I’ve taught a few English classes, tutored a few hundred students, run workshops with awful attendance, talked far too enthusiastically about the merits of thinking of writing as a process. I once unironically slammed my fist on a desk and said “writing is fucking hard, man,” because it is, and because I am not what some–or anyone–would call ‘cool.’ I’ve been poor for most of my life. So I thought that I had earned the privilege of calling myself an English teacher, but I was wrong. There was one thing left for me to do, and now that I’ve done it, I understand why it was so important. I finally saw Dead Poets Society.
It was pretty good. I can’t remember the last time I genuinely cried, but it was long enough ago that it could have been because my brother wouldn’t give me my turn on our Gameboy or some other reason stemming from being a child. However, since that ancient time, I have felt the bottom section of my eyes grow moist with some sort of strange discharge. I haven’t cried in a while, but sometimes I leak. Not to overly humanize myself, but my eyes may have leaked a little at the ending of that movie which seemed designed to assault the emotions its viewers. What kind of movie wants its audience to feel? The nerve.
I do have one qualm with the movie. After seeing the strange antics of Mr. Keating and listening to him advocate for the wanton grabbing of calendars–grab the week or something like that–I am left with a complaint: the guy took all the good moves. I’ve never had the inclination to stand on a desk and teach from on high, and I’ve never wanted my students to stand on their desks either. Maybe that’s because their desks all are made of plastic and have wheels, and it wouldn’t be particularly inspiring if one of them snapped their neck while I was trying to teach them to think of the world from a stance three feet higher than normal.
I’m not mad about Dead Poets Society cliche-ing the whole teacher-on-desk teaching style or that carpe diem is the tattoo most likely to appear on the forearm of a writer, probably next to something to do with Harry Potter and a raven. No, I’m miffed that Keating stole my best tactic in my teaching arsenal: whispering to my students when they’re somewhere uncomfortable. That may have made me sound a little stranger than I might want, so allow me to explain.
Like Keating muttering “carpe diem” to his students at they look at the photographed faces of their ancient dead peers, I too whisper strange things to my students while they’re doing other, different strange things. Sometimes, I stalk around my classroom while my kids are working on writing something I probably assigned, and I whisper useful tips like “try reading it out loud” or “avoid comma splices by adding a conjunction and a comma to the independent clause” or “put your phone away or I’ll burn this room down with you in it.” Maybe my whispering isn’t as dramatic as Keating’s, but I think it’s pretty useful and I enjoy it. Or I used to enjoy it before I knew I was inadvertently copying the work of a superior teacher.

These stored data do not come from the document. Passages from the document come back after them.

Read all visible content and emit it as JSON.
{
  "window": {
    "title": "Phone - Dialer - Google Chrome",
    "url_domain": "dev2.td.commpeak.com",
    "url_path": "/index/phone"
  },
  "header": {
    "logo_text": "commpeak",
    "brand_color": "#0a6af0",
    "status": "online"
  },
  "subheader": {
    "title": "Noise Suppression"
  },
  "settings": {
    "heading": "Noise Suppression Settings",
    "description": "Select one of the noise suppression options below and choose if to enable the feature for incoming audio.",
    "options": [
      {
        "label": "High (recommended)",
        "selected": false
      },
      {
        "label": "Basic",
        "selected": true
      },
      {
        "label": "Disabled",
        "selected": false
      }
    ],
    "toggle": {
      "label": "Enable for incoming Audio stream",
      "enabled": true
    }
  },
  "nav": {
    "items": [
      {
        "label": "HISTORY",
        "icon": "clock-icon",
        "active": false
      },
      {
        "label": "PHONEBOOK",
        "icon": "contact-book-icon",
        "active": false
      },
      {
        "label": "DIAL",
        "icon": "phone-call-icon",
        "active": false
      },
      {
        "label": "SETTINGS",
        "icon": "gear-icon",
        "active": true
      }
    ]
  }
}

I try to avoid doing things that will make me feel feelings. I specify “feelings” there because I do love doing things that allow me to feel cats or soft pillows, but I’m not a fan of feelings. Unfortunately, I can report that Dead Poets Society gave me several feelings, and I may have had to shove my face in a pillow for 45 minutes moaning incoherently. I am not skilled enough to articulate my feelings, so strange noises and pillows are what works for me.
The good that came of watching this movie was that I can finally say I’m a real English teacher because now I know all the cliche moves in the collective teacherly arsenal. Now I know what to avoid unless I want to actually inspire my students, which I don’t think is in my job description. Now that I’ve seen what a teacher can do to inspire a love of art in students, I can avoid doing exactly that so none of my kids end up like me.